The first Soviet atomic bomb was successfully tested on August 29, 1949. And in 1952, Khalatnikov’s work was awarded the State Stalin Prize of the second degree.

Later, Khalatnikov took part in the calculation of the first Soviet thermonuclear charge. Calculating for a hydrogen bomb turned out to be a task of a magnitude more difficult than an atomic one. Khalatnikov called the solving the problem manually a miracle. He termed it as a revolution in computational methods for solving mathematical problems. The first Soviet thermonuclear bomb was successfully tested on August 12, 1953. Later, in 1961, the Soviets tested theormonuclear bomb RDS-220, also known as the Tsar Bomba, over a remote island north of the Arctic Circle for test.   

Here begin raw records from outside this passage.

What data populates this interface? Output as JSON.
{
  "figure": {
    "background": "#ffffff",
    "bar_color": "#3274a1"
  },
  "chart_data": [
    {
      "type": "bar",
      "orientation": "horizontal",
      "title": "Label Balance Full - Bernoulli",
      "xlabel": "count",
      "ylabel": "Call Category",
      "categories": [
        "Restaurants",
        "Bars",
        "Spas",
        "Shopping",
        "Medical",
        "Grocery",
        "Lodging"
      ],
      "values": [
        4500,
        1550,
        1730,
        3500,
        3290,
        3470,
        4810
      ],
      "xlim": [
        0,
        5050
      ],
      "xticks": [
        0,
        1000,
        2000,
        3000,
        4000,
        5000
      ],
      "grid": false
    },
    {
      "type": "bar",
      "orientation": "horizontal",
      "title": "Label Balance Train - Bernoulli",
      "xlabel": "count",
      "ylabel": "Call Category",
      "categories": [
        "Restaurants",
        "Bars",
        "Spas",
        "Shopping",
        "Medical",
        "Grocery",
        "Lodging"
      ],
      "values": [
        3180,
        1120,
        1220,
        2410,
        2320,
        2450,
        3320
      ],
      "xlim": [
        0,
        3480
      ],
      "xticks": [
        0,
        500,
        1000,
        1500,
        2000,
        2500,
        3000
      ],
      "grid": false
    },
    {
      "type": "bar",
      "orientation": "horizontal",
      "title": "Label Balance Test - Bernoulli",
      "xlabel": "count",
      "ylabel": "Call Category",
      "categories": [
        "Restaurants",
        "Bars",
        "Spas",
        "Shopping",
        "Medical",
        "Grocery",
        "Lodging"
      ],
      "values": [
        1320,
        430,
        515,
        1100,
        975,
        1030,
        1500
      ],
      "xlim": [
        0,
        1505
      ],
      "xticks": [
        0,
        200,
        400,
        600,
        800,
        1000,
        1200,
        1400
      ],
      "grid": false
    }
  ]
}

From 1965 to 1992, Khalatnikov headed the LD Landau Institute of Theoretical Physics of the USSR Academy of Sciences, then was its honorary director. He taught at  Moskovskiy Fiziko-Tekhnicheskiy Institut or the Moscow Institute of Physics and Technology (MIPT) for many years.

He was engaged in the theory of quantum liquids, superconductivity, quantum electrodynamics, quantum field theory, relativistic hydrodynamics, quantum mechanics. He worked in the field of general relativity and cosmology. The Belinsky – Khalatnikov – Lifshitz singularity model of evolution of Universe is widely known.  

Isaac Khalatnikov was born on October 17, 1919 in  Ekaterinoslav (modern Dnipro in Ukraine). In 1941 he graduated from the the Dnipropetrovsk State University with a degree in theoretical physics. During his studies he was noticed by LD Landau and offered him to become his graduate student.

During the war, Khalatnikov was sent to Moscow, where he completed a course in one of the military academies, and then served in the Moscow air defense regiment.

In 1944, Khalatnikov entered the graduate school of the Institute of Physical Problems of the USSR Academy of Sciences, and in 1946 began his scientific career as a junior researcher.